Несомненно, бессмертие души и т. п. истины интересуют нас не сами по себе, но по тем практическим тенденциям, с которыми они иногда связываются. Там, где нет ясной наглядной уверенности, – нас интригуют наши личные тенденции, заинтересованные двумя вероятностями…
Тема: «Благо познания» или: «Ценность познания». Когда ослабевает наша мыслительная способность, мы начинаем понимать, какого великого блага мы лишаемся. Как хорошо, что мы знаем нечто! (Вся наша жизнь постольку ценна, поскольку мы знаем действительность.)
Тупой эгоизм «верующего», забывающего все ввиду своего спасения, – гораздо противнее жизненного и часто плодотворного эгоизма непосредственного человека.
3 октябряСоприкосновение с жизнью доказывает нам, насколько она нам неизвестна и непонятна.
Понятным остается абстрактный, по-видимому общий всем людям, мир законов сознания, так сказать, – мир интенсивной жизни индивидуума.

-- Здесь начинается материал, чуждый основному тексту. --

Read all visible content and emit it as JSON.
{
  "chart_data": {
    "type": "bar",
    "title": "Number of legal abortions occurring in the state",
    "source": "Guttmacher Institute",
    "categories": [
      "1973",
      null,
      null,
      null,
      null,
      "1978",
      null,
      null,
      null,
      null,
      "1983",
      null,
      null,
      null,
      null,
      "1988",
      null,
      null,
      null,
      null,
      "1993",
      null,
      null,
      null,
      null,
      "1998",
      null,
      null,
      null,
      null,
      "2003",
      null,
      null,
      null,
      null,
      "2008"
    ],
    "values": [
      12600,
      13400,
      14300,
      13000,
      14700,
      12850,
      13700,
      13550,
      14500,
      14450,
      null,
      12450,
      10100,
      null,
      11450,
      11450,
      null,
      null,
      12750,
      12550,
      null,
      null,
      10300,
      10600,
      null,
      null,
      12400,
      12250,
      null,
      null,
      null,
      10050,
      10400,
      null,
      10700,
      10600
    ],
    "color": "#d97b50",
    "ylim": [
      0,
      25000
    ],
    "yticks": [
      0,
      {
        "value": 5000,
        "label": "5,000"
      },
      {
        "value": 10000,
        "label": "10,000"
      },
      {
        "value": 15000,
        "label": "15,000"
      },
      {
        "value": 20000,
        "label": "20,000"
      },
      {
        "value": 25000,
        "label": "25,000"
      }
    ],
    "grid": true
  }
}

И во имя сострадания мы не имеем права посягать на этот интенсивный мир; между тем всякий шаг в экстенсивный мир, – неизвестный, следовательно, сопряженный с риском, – тем самым является посягательством на интенсивный мир нашего ближнего.
Разумные люди, которых так мало и которые нас так увлекают, – большею частью люди, более или менее отрекшиеся от экстенсивной жизни. Отречение от экстенсивной жизни лежит в знаменитом изречении: omnia mea mecum porto.
Глупо называть человека, руководящегося этим принципом, «эгоистом». Это тот, который избавил мир от своей личности, – и он «эгоист»!
Что такое «альтруист»? В теории – «человек, отрекшийся от экстенсивной жизни». В практике – большею частью «человек, уверенный, что он понимает экстенсивную жизнь и поэтому, из принципа, посягающий на интенсивную жизнь своего ближнего».
«Ты сделал это? А ведь можно было бы сделать лучше! А ведь этого было бы лучше совсем не делать!» Вот суд разума над действиями воли. Однако надо заметить, что если бы разум разговаривал до действий воли, то не было бы и жизни; поэтому, с одной стороны, жизнь предполагает санкцию разума после санкции воли, с другой – вряд ли достижимо для смертного «самодовольство», которое справедливо считается высшим и единственным его счастием.